I hadn't seen JVK for almost two years. Back then, they were playing a nearly empty News Cafe with Tysk Tysk Task, and even under those conditions they flat out gave it their all and played like they were rocking an arena. Friday night they rocked the Orange Stage, and quite simply blew the crowd away. They have a unique style that mixes hard rock, punk, indie rock, and pop that is just made for playing a large stage. Jo Krieger is one of the most dynamic frontpeople in Boston, and the band plays like veterans that have been doing it for decades and not just a few years. As much as I'd like to have seen JVK in between August 2022 and Friday night, seeing how much they've grown in that time was amazing. I'm expecting a repeat trip to Boston Calling at a much larger stage in the near future.

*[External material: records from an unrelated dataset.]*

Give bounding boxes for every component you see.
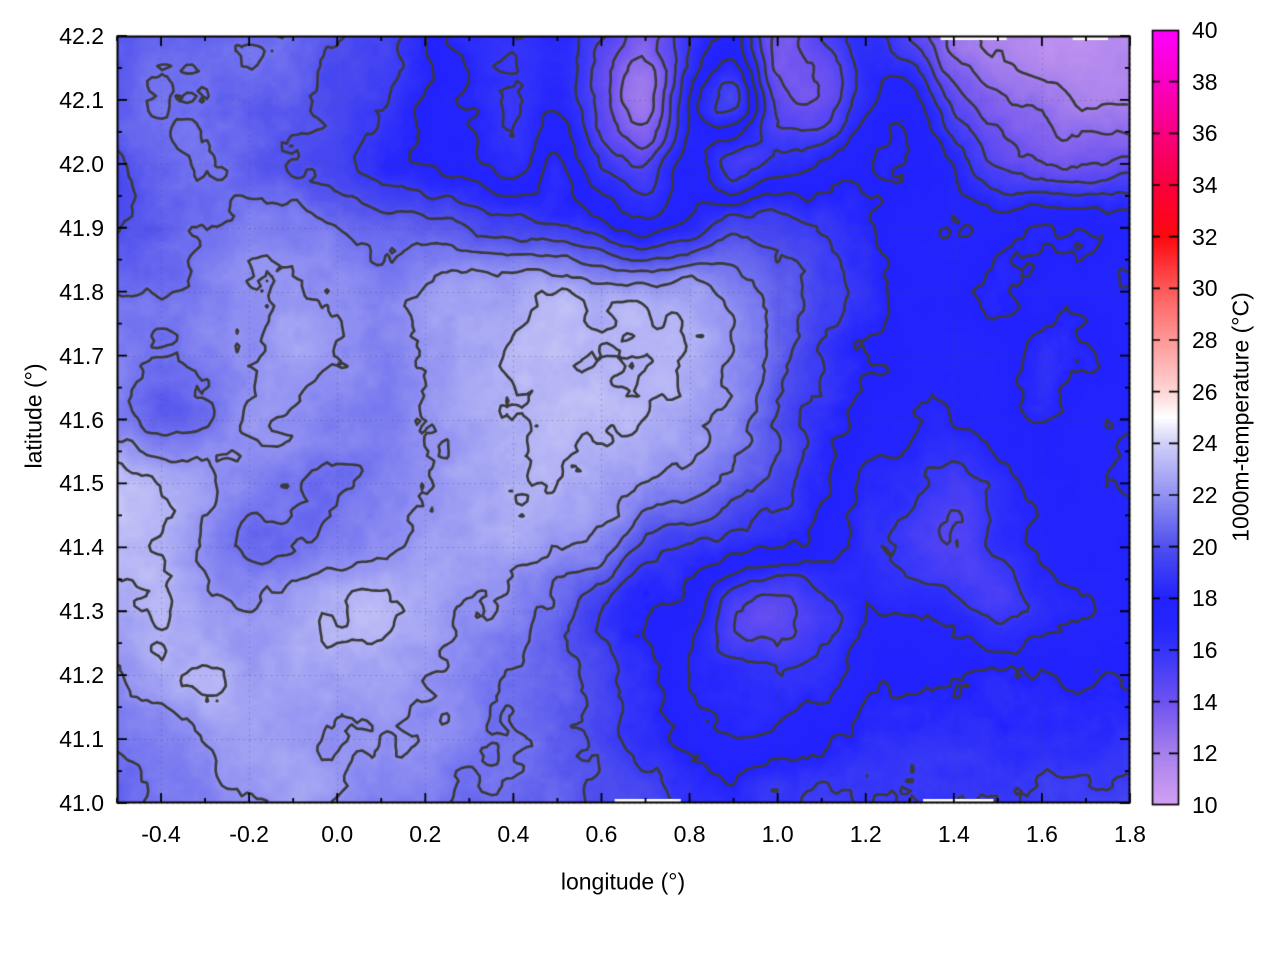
y-tick-label: 42.0 <box>59 150 104 177</box>
colorbar-tick-label: 34 <box>1192 172 1218 198</box>
y-tick-label: 41.8 <box>59 278 104 305</box>
y-axis-title: latitude (°) <box>20 363 47 469</box>
x-tick-label: 0.0 <box>321 821 354 847</box>
colorbar-tick-label: 36 <box>1192 120 1218 147</box>
y-tick-label: 41.2 <box>59 662 104 689</box>
x-tick-label: 0.6 <box>585 821 618 847</box>
x-tick-label: 1.2 <box>849 821 882 847</box>
y-tick-label: 41.6 <box>59 406 104 433</box>
colorbar-title: 1000m-temperature (°C) <box>1227 292 1254 542</box>
x-tick-label: 1.6 <box>1025 821 1058 847</box>
x-tick-label: 1.8 <box>1114 821 1146 847</box>
colorbar-tick-label: 14 <box>1192 688 1218 715</box>
y-tick-label: 41.1 <box>59 726 104 753</box>
x-tick-label: -0.4 <box>141 821 181 847</box>
colorbar-tick-label: 16 <box>1192 637 1218 663</box>
x-tick-label: -0.2 <box>229 821 269 847</box>
y-tick-label: 41.4 <box>59 534 104 561</box>
colorbar-tick-label: 20 <box>1192 533 1218 560</box>
colorbar-tick-label: 26 <box>1192 378 1218 405</box>
colorbar-tick-label: 28 <box>1192 327 1218 353</box>
colorbar-tick-label: 32 <box>1192 223 1218 250</box>
colorbar-tick-label: 30 <box>1192 275 1218 302</box>
x-tick-label: 1.4 <box>937 821 970 847</box>
x-tick-label: 0.2 <box>409 821 442 847</box>
colorbar-tick-label: 38 <box>1192 68 1218 95</box>
y-tick-label: 41.9 <box>59 214 104 241</box>
x-tick-label: 0.8 <box>673 821 706 847</box>
y-tick-label: 41.3 <box>59 598 104 625</box>
colorbar-tick-label: 10 <box>1192 792 1218 818</box>
y-tick-label: 42.2 <box>59 23 104 49</box>
colorbar-tick-label: 18 <box>1192 585 1218 612</box>
y-tick-label: 41.7 <box>59 342 104 369</box>
x-tick-label: 0.4 <box>497 821 530 847</box>
y-tick-label: 41.0 <box>59 790 104 816</box>
colorbar-tick-label: 24 <box>1192 430 1218 457</box>
y-tick-label: 42.1 <box>59 86 104 113</box>
x-tick-label: 1.0 <box>761 821 794 847</box>
colorbar-tick-label: 22 <box>1192 482 1218 508</box>
y-tick-label: 41.5 <box>59 470 104 497</box>
colorbar-tick-label: 12 <box>1192 740 1218 767</box>
x-axis-title: longitude (°) <box>560 868 686 895</box>
colorbar-tick-label: 40 <box>1192 17 1218 43</box>
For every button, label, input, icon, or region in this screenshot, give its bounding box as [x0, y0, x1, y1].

Boston rapper kei closed out the Orange Stage Friday night. I saw her play a brief set at the 2022 Boston Music Awards and was instantly hooked. Hell, the entire audience was instantly hooked by her live show. At Boston Calling, she brought a DJ, drummer, guitarist, and back-up dancers to obliterate the stage, which she did. It was perfectly orchestrated chaos on stage, especially when guests like Clark D joined her. It's amazing seeing someone at such an early stage of her career have such charisma and confidence on stage, but that's just kei. If anyone in the Boston hip hop scene is poised to make a huge national splash in the next few years, it's definitely her. Get ready for her headlining set in 2027.

Leon Bridges

I was a huge fan of Leon Bridges 2015 debut album Coming Home. It seems like I blinked and he went from playing Great Scott and Royale to Agganis Arena. I didn't catch all of the neo-soul star's set on the Happy Valley Red Stage, but what I saw was transcendent. Even playing in front of tens of thousands of people, it somehow felt like a much more intimate performance than it was. I was personally happy that he did go back to Coming Home at times, and the crowd seemed to also know the earlier songs, too. My only complaint (which is weird for a music festival) is that the sound was too low. I was able to weasel my way fairly close to the stage, and still had to contend with a chatty crowd.